C.J. Stroud, Ohio State
He has great size and arm strength, but his best ability may be the intangibles he brings as a leader. While Stroud can get the ball anywhere on the field, he is particularly good in the middle of the field, with ball placement that allows backs and receivers to catch the ball in stride and pick up yards after the catch.
Like Young, he is a California native who only recently turned 21 years old. He’s also very good at avoiding sacks even when under quick pressure.
Will Levis, Kentucky
He has ideal size for a quarterback and the tools scouts love, which should make him a bit of a combine darling. Levis is also a very capable rusher who can generate yards with his feet, though he does often tuck and run a bit early in plays.
Levis, who will be 24 by the start of training camp, really took off as a prospect when he transferred from Penn State and found himself in a pro-style offense with the Wildcats. One knock on him will be that he was held in check a bit too often this season as defenses schemed to limit his production.
A couple older prospects are possibilities to fall down the draft board and become targets on Day Two of the draft.
Stanford’s Tanner McKee overcame a subpar supporting cast and a system that wasn’t particularly quarterback friendly to put some good things on film. He did a two-year LDS mission and will turn 23 on the first night of the draft, but could be a sleeper as he goes through the pre-draft process.

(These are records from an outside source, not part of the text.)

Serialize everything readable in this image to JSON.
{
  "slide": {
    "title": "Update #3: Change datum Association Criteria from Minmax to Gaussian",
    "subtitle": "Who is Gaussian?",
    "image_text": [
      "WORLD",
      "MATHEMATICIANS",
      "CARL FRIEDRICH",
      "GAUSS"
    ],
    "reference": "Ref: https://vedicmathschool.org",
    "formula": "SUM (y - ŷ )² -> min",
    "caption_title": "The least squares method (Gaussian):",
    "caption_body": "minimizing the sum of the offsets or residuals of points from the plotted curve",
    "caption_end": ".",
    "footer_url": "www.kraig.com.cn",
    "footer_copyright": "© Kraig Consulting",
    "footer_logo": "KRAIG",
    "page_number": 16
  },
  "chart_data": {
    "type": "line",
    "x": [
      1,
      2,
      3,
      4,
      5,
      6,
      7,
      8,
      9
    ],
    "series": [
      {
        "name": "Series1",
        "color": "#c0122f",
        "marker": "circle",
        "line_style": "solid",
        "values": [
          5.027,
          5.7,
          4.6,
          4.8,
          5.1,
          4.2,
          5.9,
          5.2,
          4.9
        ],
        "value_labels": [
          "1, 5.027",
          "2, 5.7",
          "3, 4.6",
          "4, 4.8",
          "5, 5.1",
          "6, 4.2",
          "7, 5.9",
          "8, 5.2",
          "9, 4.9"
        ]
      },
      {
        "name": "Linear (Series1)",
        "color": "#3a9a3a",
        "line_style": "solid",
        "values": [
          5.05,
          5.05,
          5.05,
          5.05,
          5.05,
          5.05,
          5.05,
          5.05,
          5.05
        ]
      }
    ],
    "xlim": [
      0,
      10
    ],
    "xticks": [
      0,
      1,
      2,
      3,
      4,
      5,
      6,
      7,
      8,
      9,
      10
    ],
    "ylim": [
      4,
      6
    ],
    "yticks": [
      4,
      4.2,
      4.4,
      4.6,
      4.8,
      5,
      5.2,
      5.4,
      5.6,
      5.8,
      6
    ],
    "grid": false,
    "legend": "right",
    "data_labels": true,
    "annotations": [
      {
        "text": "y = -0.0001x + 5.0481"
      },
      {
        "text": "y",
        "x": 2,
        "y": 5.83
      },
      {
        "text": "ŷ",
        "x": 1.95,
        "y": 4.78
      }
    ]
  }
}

Tennessee’s Hendon Hooker played at a phenomenal level for much of this season before suffering a torn ACL. He is an elite playmaker who made significant strides in his downfield accuracy with star receivers around him this year.
While he will be 25 by the start of the draft and isn’t likely to be ready for the start of the season, he could be very intriguing for a team that wants a prospect to learn behind a short-term veteran. That could very well make the Raiders a fit.